Civil & Criminal Justice
This appears to be a harsh end result provided that the defendant was in prison in Mexico, however the court docket emphasised the surety and agent did little or no to observe him or keep knowledgeable about his nonappearance. In People v. Bray, 2007 WL (Mich.App. November 29, 2007) the defendant pled guilty however fled before sentencing. The trial court docket forfeited the bond, and the bail agent appealed arguing that the court should have thought of various equitable factors in deciding whether or not to grant full or partial remission of the forfeiture. The Court of Appeals held that this argument had not been presented to the trial court, and so was waived, and in any event the record did not set up that the path court abused its discretion in denying aid.
In State v. Thammavong, 2008 WL (Kan.App. March 21, 2008) the surety posted a bond to release the defendant. Several months later, the defendant was arrested on a new cost, and the surety once more supplied a bond. Apparently as a result of the brand new arrest, the bond within the first case was revoked and a new bond required for an increased amount. The defendant failed to seem within the second case and the court docket entered judgment in opposition to the surety.

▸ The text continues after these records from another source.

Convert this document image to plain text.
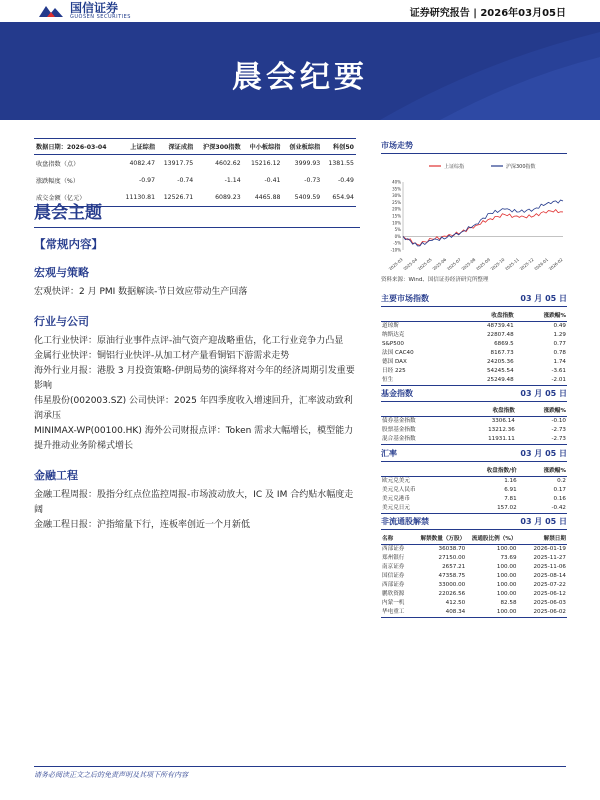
国信证券
GUOSEN SECURITIES	证券研究报告 | 2026年03月05日
晨会纪要
数据日期：2026-03-04	上证综指	深证成指	沪深300指数	中小板综指	创业板综指	科创50
收盘指数（点）	4082.47	13917.75	4602.62	15216.12	3999.93	1381.55
涨跌幅度（%）	-0.97	-0.74	-1.14	-0.41	-0.73	-0.49
成交金额（亿元）	11130.81	12526.71	6089.23	4465.88	5409.59	654.94
晨会主题
【常规内容】
宏观与策略
宏观快评：2 月 PMI 数据解读-节日效应带动生产回落
行业与公司
化工行业快评：原油行业事件点评-油气资产迎战略重估，化工行业竞争力凸显
金属行业快评：铜铝行业快评-从加工材产量看铜铝下游需求走势
海外行业月报：港股 3 月投资策略-伊朗局势的演绎将对今年的经济周期引发重要影响
伟星股份(002003.SZ) 公司快评：2025 年四季度收入增速回升，汇率波动致利润承压
MINIMAX-WP(00100.HK) 海外公司财报点评：Token 需求大幅增长，模型能力提升推动业务阶梯式增长
金融工程
金融工程周报：股指分红点位监控周报-市场波动放大，IC 及 IM 合约贴水幅度走阔
金融工程日报：沪指缩量下行，连板率创近一个月新低
市场走势
上证综指	沪深300指数
40%
35%
30%
25%
20%
15%
10%
5%
0%
-5%
-10%
2025-03
2025-04
2025-05
2025-06
2025-07
2025-08
2025-09
2025-10
2025-11
2025-12
2026-01
2026-02
资料来源：Wind、国信证券经济研究所整理
主要市场指数	03 月 05 日
	收盘指数	涨跌幅%
道琼斯	48739.41	0.49
纳斯达克	22807.48	1.29
S&P500	6869.5	0.77
法国 CAC40	8167.73	0.78
德国 DAX	24205.36	1.74
日经 225	54245.54	-3.61
恒生	25249.48	-2.01
基金指数	03 月 05 日
	收盘指数	涨跌幅%
债券基金指数	3306.14	-0.10
股票基金指数	13212.36	-2.73
混合基金指数	11931.11	-2.73
汇率	03 月 05 日
	收盘指数/价	涨跌幅%
欧元兑美元	1.16	0.2
美元兑人民币	6.91	0.17
美元兑港币	7.81	0.16
美元兑日元	157.02	-0.42
非流通股解禁	03 月 05 日
名称	解禁数量（万股）	流通股比例（%）	解禁日期
西部证券	36038.70	100.00	2026-01-19
郑州银行	27150.00	73.69	2025-11-27
南京证券	2657.21	100.00	2025-11-06
国信证券	47358.75	100.00	2025-08-14
西部证券	33000.00	100.00	2025-07-22
鹏欣资源	22026.56	100.00	2025-06-12
内蒙一机	412.50	82.58	2025-06-03
华电重工	408.34	100.00	2025-06-02
请务必阅读正文之后的免责声明及其项下所有内容
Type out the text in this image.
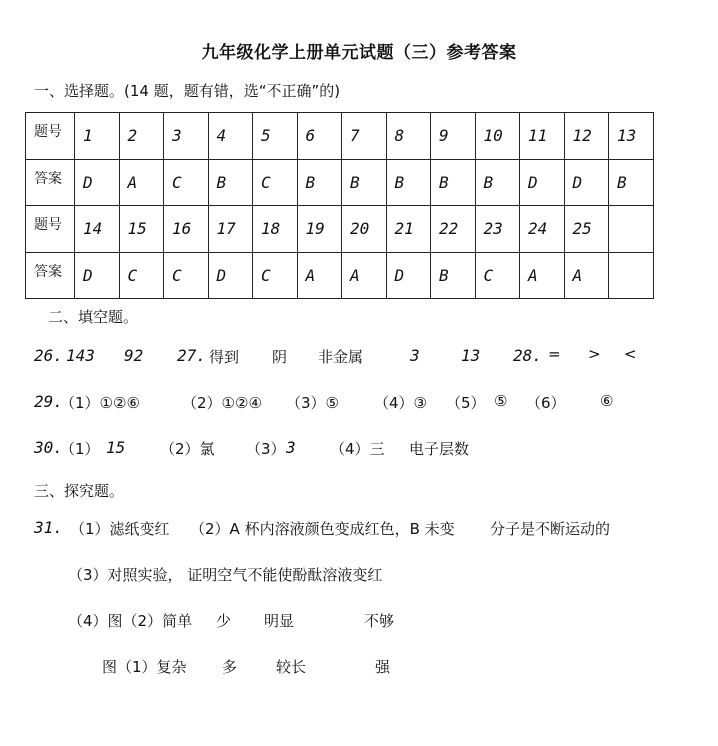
九年级化学上册单元试题（三）参考答案
一、选择题。(14 题，题有错，选“不正确”的)
题号	1	2	3	4	5	6	7	8	9	10	11	12	13
答案	D	A	C	B	C	B	B	B	B	B	D	D	B
题号	14	15	16	17	18	19	20	21	22	23	24	25	
答案	D	C	C	D	C	A	A	D	B	C	A	A	
二、填空题。
26. 143 92 27. 得到 阴 非金属	3	13 28. = > <
29.
（1）①②⑥	（2）①②④ （3）⑤ （4）③ （5） ⑤ （6） ⑥
30.
（1） 15 （2）氯 （3） 3 （4）三 电子层数
三、探究题。
31. （1）滤纸变红 （2）A 杯内溶液颜色变成红色，B 未变 分子是不断运动的
（3）对照实验， 证明空气不能使酚酞溶液变红
（4）图（2）简单 少 明显	不够
图（1）复杂 多	较长	强
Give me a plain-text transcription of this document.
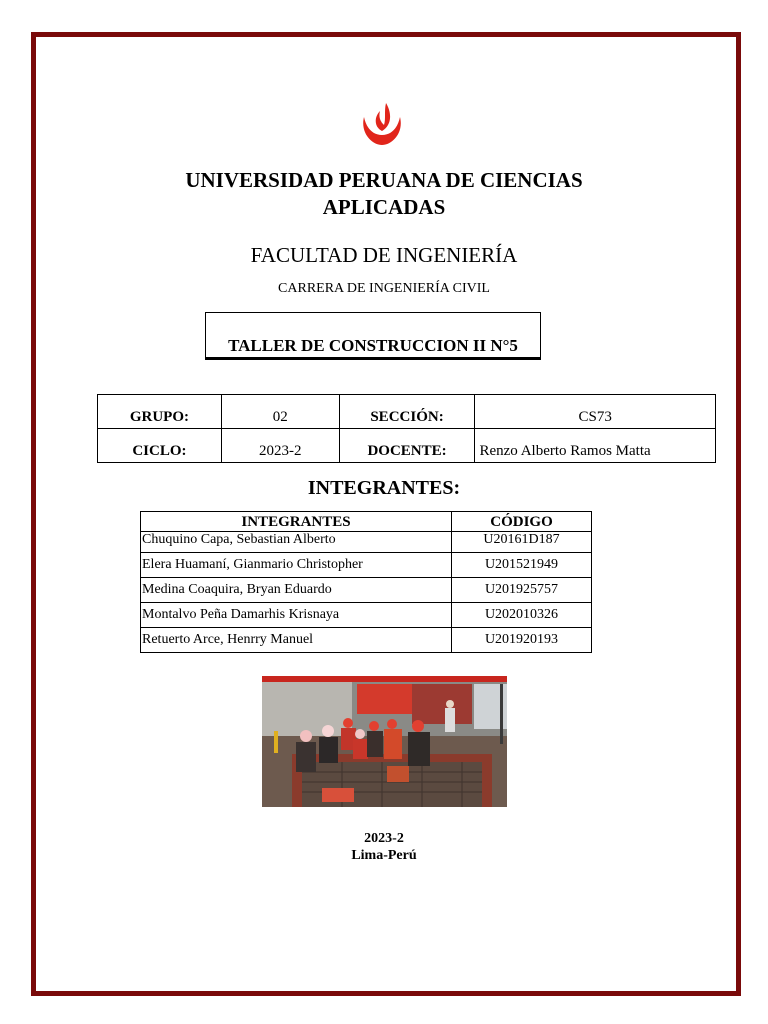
UNIVERSIDAD PERUANA DE CIENCIAS
APLICADAS
FACULTAD DE INGENIERÍA
CARRERA DE INGENIERÍA CIVIL
TALLER DE CONSTRUCCION II N°5
GRUPO:	02	SECCIÓN:	CS73
CICLO:	2023-2	DOCENTE:	Renzo Alberto Ramos Matta
INTEGRANTES:
INTEGRANTES	CÓDIGO
Chuquino Capa, Sebastian Alberto	U20161D187
Elera Huamaní, Gianmario Christopher	U201521949
Medina Coaquira, Bryan Eduardo	U201925757
Montalvo Peña Damarhis Krisnaya	U202010326
Retuerto Arce, Henrry Manuel	U201920193
2023-2
Lima-Perú
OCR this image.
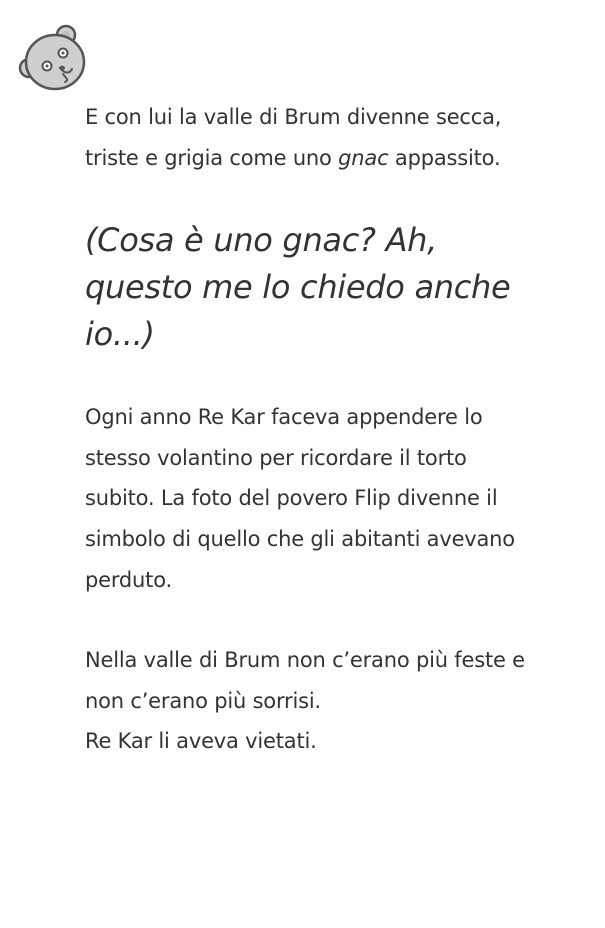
E con lui la valle di Brum divenne secca, triste e grigia come uno gnac appassito.

(Cosa è uno gnac? Ah, questo me lo chiedo anche io...)

Ogni anno Re Kar faceva appendere lo stesso volantino per ricordare il torto subito. La foto del povero Flip divenne il simbolo di quello che gli abitanti avevano perduto.

Nella valle di Brum non c’erano più feste e non c’erano più sorrisi.
Re Kar li aveva vietati.
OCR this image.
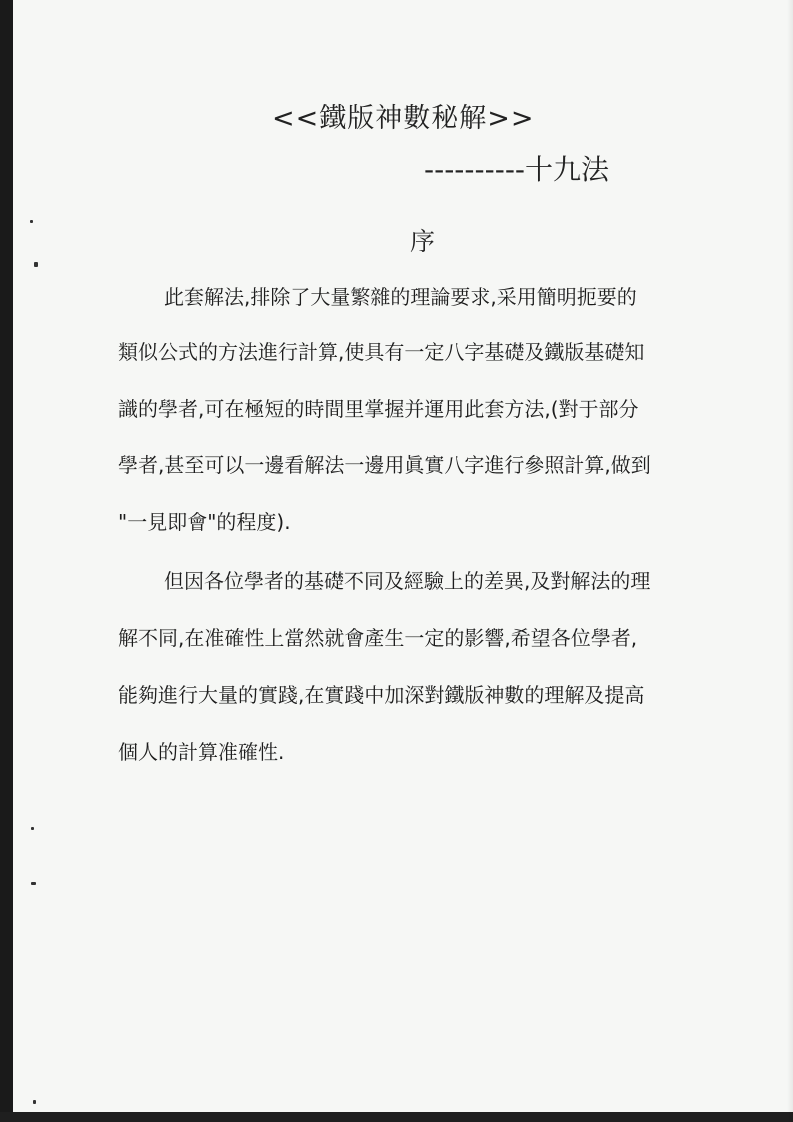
<<鐵版神數秘解>>
----------十九法
序
此套解法,排除了大量繁雜的理論要求,采用簡明扼要的
類似公式的方法進行計算,使具有一定八字基礎及鐵版基礎知
識的學者,可在極短的時間里掌握并運用此套方法,(對于部分
學者,甚至可以一邊看解法一邊用眞實八字進行參照計算,做到
"一見即會"的程度).
但因各位學者的基礎不同及經驗上的差異,及對解法的理
解不同,在准確性上當然就會產生一定的影響,希望各位學者,
能夠進行大量的實踐,在實踐中加深對鐵版神數的理解及提高
個人的計算准確性.
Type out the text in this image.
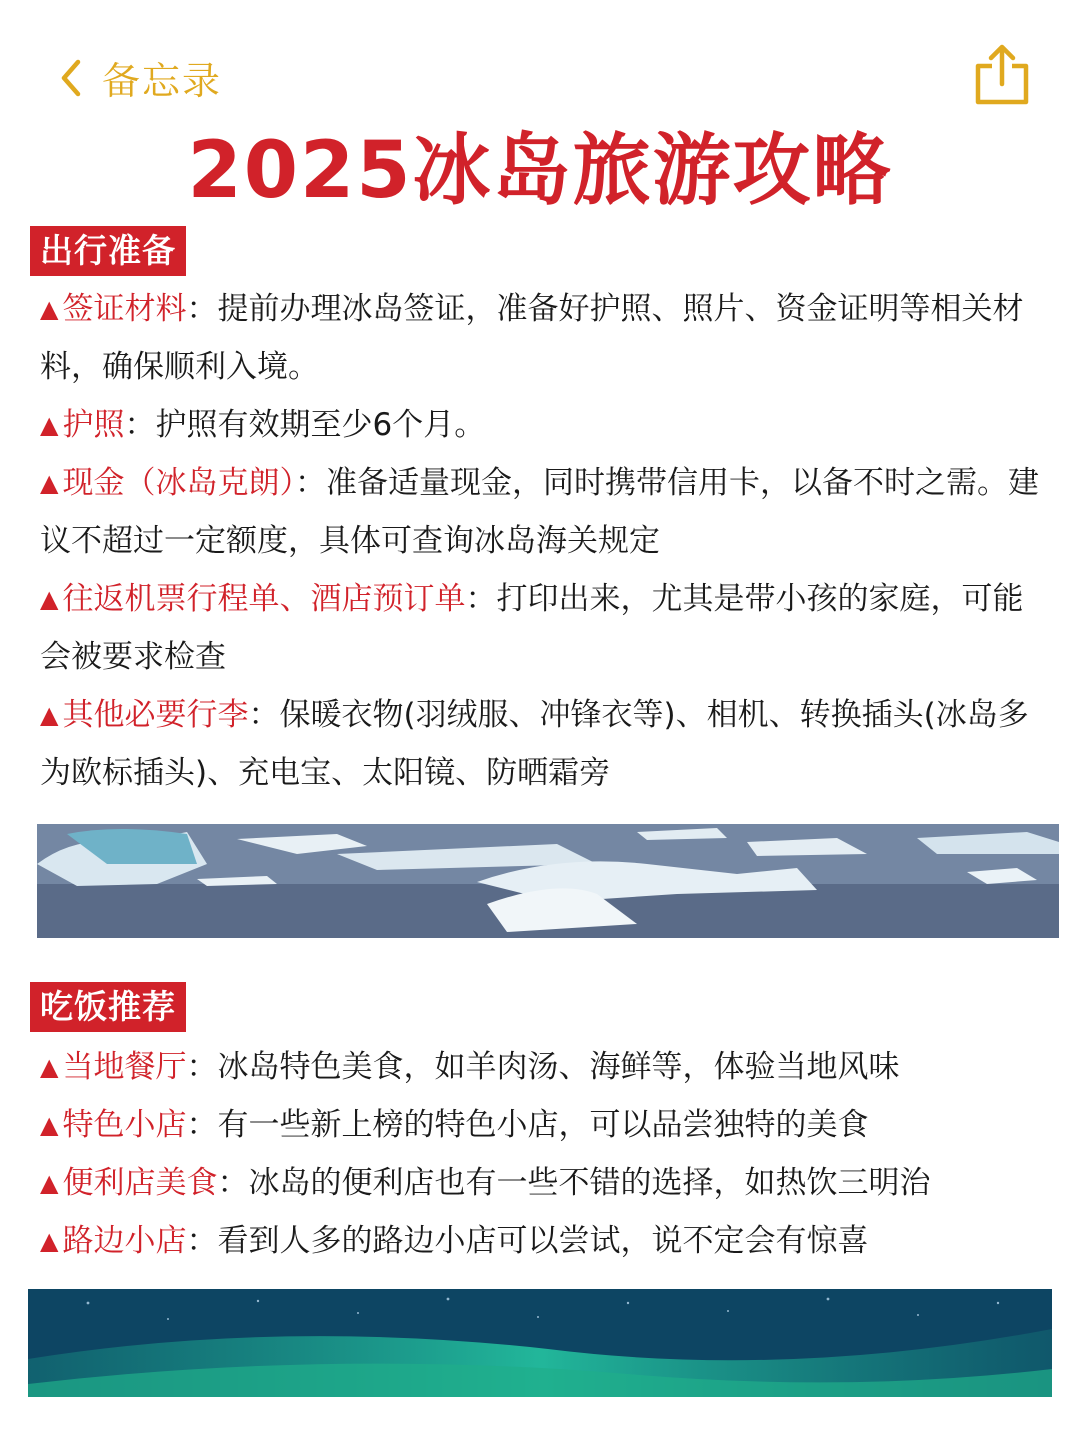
备忘录
2025冰岛旅游攻略
出行准备
▲ 签证材料：提前办理冰岛签证，准备好护照、照片、资金证明等相关材料，确保顺利入境。
▲ 护照：护照有效期至少6个月。
▲ 现金（冰岛克朗）：准备适量现金，同时携带信用卡，以备不时之需。建议不超过一定额度，具体可查询冰岛海关规定
▲ 往返机票行程单、酒店预订单：打印出来，尤其是带小孩的家庭，可能会被要求检查
▲ 其他必要行李：保暖衣物(羽绒服、冲锋衣等)、相机、转换插头(冰岛多为欧标插头)、充电宝、太阳镜、防晒霜旁
吃饭推荐
▲ 当地餐厅：冰岛特色美食，如羊肉汤、海鲜等，体验当地风味
▲ 特色小店：有一些新上榜的特色小店，可以品尝独特的美食
▲ 便利店美食：冰岛的便利店也有一些不错的选择，如热饮三明治
▲ 路边小店：看到人多的路边小店可以尝试，说不定会有惊喜
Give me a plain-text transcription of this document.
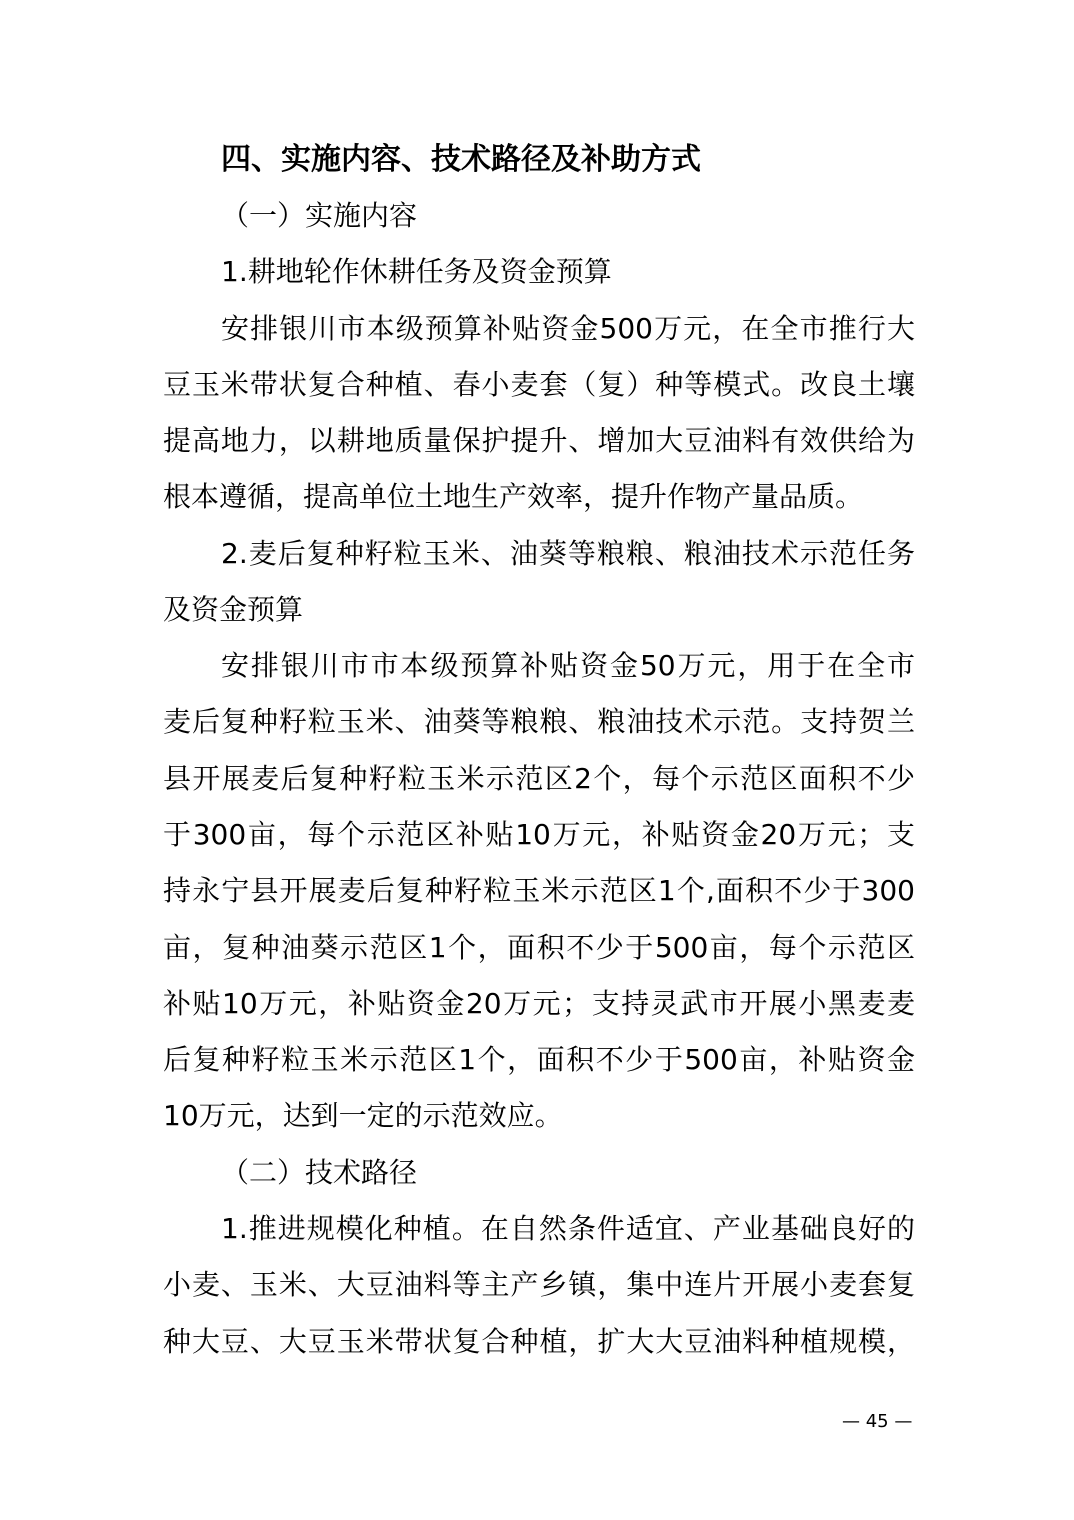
四、实施内容、技术路径及补助方式
（一）实施内容
1.耕地轮作休耕任务及资金预算
安排银川市本级预算补贴资金500万元，在全市推行大
豆玉米带状复合种植、春小麦套（复）种等模式。改良土壤
提高地力，以耕地质量保护提升、增加大豆油料有效供给为
根本遵循，提高单位土地生产效率，提升作物产量品质。
2.麦后复种籽粒玉米、油葵等粮粮、粮油技术示范任务
及资金预算
安排银川市市本级预算补贴资金50万元，用于在全市
麦后复种籽粒玉米、油葵等粮粮、粮油技术示范。支持贺兰
县开展麦后复种籽粒玉米示范区2个，每个示范区面积不少
于300亩，每个示范区补贴10万元，补贴资金20万元；支
持永宁县开展麦后复种籽粒玉米示范区1个,面积不少于300
亩，复种油葵示范区1个，面积不少于500亩，每个示范区
补贴10万元，补贴资金20万元；支持灵武市开展小黑麦麦
后复种籽粒玉米示范区1个，面积不少于500亩，补贴资金
10万元，达到一定的示范效应。
（二）技术路径
1.推进规模化种植。在自然条件适宜、产业基础良好的
小麦、玉米、大豆油料等主产乡镇，集中连片开展小麦套复
种大豆、大豆玉米带状复合种植，扩大大豆油料种植规模，
— 45 —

In State v. Tuthill, 912 A.2nd 146 (N.J. Super. A.D. December 8, 2006) the court clerk erroneously despatched the surety a discover that the bond was canceled. The Court thought that there was no prejudice from, or detrimental reliance on, the erroneous cancellation discover. In State v. Redd, 2006 WL (N.J.Super.A.D. December 29, 2006) the trial court docket remitted solely 20% of the bond forfeiture despite the fact that the defendant was promptly rearrested on the bench warrant. Stringer v. American Bankers Insurance Company of Florida, 969 So.2nd 113 (Miss.App. 2007) affirmed dismissal of a pro se go well with by a criminal who complained that his bond was revoked in 1989. The Court held that a 2002 dismissal of the same claims barred his try to re-assert them.
The rest of the tackle was right, and there was no allegation that the discover was not received or that the surety was prejudiced by the error. The surety moved to put aside the judgment, which was denied, and the surety appealed. The statute required mailing to the handle on the bond, however does not outline tackle.
In City of Bossier City v. Miller, 920 So.2nd 408 (La.App. 2006) the defendant was released and later pled guilty and was fined $1,000. The paperwork for her launch confirmed “cash” as the surety and gave no indication that anyone served as her surety. Someone else paid the $1,000, nevertheless, and he objected to forfeiture of his cash to pay the defendant’s fine.
The courtroom famous that a contract of suretyship should be in writing and that there was no writing indicating that the appellant was surety for the defendant. In State v. Gibson, 2005 WL (La. App. March 24, 2005) the clerk mailed discover of the judgment of bond forfeiture to the surety and to the defendant, however the envelop to the defendant had the incorrect zip code.
The Court agreed that a material increase of the bond’s threat with out the surety’s consent discharges the surety, but in this matter there was no increased danger. The forfeiture was in the second case, and that bond was written after the rise in the bond within the first case.